WINNIPEG, Manitoba (Reuters) - The Canadian government paid a high price for the Trans Mountain oil pipeline last summer, and delays in expanding it could reduce its resale value, a watchdog on the country’s public finances said on Thursday.
Prime Minister Justin Trudeau’s government purchased the Trans Mountain pipeline and a related expansion in August from Kinder Morgan Canada, fearing the company might abandon the capacity expansion. The project and others like it have faced stiff opposition in Canada from environmental groups and some local governments.

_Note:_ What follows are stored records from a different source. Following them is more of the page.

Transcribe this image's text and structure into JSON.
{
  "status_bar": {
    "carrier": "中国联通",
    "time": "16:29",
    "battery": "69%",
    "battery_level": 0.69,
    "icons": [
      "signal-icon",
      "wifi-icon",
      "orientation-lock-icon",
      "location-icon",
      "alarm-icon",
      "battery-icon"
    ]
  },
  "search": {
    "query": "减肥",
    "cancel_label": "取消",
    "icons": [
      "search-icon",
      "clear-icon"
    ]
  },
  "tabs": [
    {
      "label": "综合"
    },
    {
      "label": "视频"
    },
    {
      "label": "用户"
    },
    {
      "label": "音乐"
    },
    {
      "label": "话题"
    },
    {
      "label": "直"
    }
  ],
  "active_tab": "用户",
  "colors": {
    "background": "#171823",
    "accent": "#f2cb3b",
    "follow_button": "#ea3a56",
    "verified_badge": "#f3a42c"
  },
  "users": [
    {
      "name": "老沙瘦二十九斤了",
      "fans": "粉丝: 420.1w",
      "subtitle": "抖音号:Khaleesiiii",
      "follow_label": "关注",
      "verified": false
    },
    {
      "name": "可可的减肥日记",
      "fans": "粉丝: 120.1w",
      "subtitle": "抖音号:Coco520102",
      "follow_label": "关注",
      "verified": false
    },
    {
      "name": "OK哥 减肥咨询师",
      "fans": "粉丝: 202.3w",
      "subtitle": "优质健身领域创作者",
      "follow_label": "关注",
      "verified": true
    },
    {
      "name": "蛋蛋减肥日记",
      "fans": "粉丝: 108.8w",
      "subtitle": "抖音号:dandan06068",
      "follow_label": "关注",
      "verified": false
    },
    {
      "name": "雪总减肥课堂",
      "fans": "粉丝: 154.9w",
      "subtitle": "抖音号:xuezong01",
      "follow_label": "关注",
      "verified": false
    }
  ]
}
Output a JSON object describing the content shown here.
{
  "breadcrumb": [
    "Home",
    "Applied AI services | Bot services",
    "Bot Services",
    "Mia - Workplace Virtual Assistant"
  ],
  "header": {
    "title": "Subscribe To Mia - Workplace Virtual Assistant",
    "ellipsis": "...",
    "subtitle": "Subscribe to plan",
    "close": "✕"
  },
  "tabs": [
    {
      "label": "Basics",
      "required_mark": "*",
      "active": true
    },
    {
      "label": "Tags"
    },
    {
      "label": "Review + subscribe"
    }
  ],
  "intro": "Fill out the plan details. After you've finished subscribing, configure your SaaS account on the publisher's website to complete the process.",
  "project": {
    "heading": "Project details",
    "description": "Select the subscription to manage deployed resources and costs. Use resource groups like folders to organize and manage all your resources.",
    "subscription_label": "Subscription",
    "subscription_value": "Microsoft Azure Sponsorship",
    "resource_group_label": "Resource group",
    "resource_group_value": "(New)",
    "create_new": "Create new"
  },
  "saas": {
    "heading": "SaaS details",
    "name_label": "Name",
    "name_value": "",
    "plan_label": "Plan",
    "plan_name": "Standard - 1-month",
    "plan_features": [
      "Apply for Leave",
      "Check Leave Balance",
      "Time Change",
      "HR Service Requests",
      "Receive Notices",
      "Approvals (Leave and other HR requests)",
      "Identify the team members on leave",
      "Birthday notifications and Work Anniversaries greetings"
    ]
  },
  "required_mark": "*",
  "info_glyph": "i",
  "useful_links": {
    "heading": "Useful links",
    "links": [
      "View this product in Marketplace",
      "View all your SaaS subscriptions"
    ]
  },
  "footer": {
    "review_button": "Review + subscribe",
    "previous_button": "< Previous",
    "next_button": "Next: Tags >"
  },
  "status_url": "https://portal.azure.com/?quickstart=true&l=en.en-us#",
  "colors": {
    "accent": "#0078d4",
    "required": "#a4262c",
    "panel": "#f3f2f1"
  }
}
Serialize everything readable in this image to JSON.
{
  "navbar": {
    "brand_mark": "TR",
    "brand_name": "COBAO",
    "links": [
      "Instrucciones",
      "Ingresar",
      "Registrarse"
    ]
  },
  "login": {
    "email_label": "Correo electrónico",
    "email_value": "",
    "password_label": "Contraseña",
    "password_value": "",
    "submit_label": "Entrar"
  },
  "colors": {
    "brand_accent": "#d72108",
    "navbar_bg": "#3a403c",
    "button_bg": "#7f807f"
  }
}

The Canadian government paid C$4.4 billion for the pipeline, related assets and the expansion project and intends to eventually sell it. The pipeline, running from Alberta’s oil-gathering hub to the Vancouver, British Columbia area, is actually worth between C$3.6 billion and C$4.6 billion, the Parliamentary Budget Officer (PBO) said in an analysis.
Expansion is likely to cost C$9.3 billion for an in-service date at the end of 2021, the PBO wrote. Delays in construction, however, could reduce its value, it said.
Pierre-Olivier Herbert, a spokesperson for Finance Minister Bill Morneau, noted that the PBO’s analysis did not include the benefit that moving oil to new markets would have on Canada’s economy.
Most Canadian oil ships to the United States, but an expanded Trans Mountain may allow for greater Asian sales.
“When the political risks made it too difficult for the private sector to move forward, and after extensive due diligence, our government acquired the project,” Herbert said.
Congested pipelines depressed Canadian oil prices severely last year, causing the Alberta government to impose mandatory production cuts this month.
The opposition Conservative Party chastised Trudeau in a statement saying he overpaid for the pipeline. In the past, the Conservatives have criticized the Liberal prime minister for doing too little to help the struggling industry.
An appeals court last summer overturned the government’s approval for expanding Trans Mountain, saying the National Energy Board needed to address risks to marine life and government must better consult indigenous people. After a new review, the board is scheduled to report to Trudeau’s cabinet next month.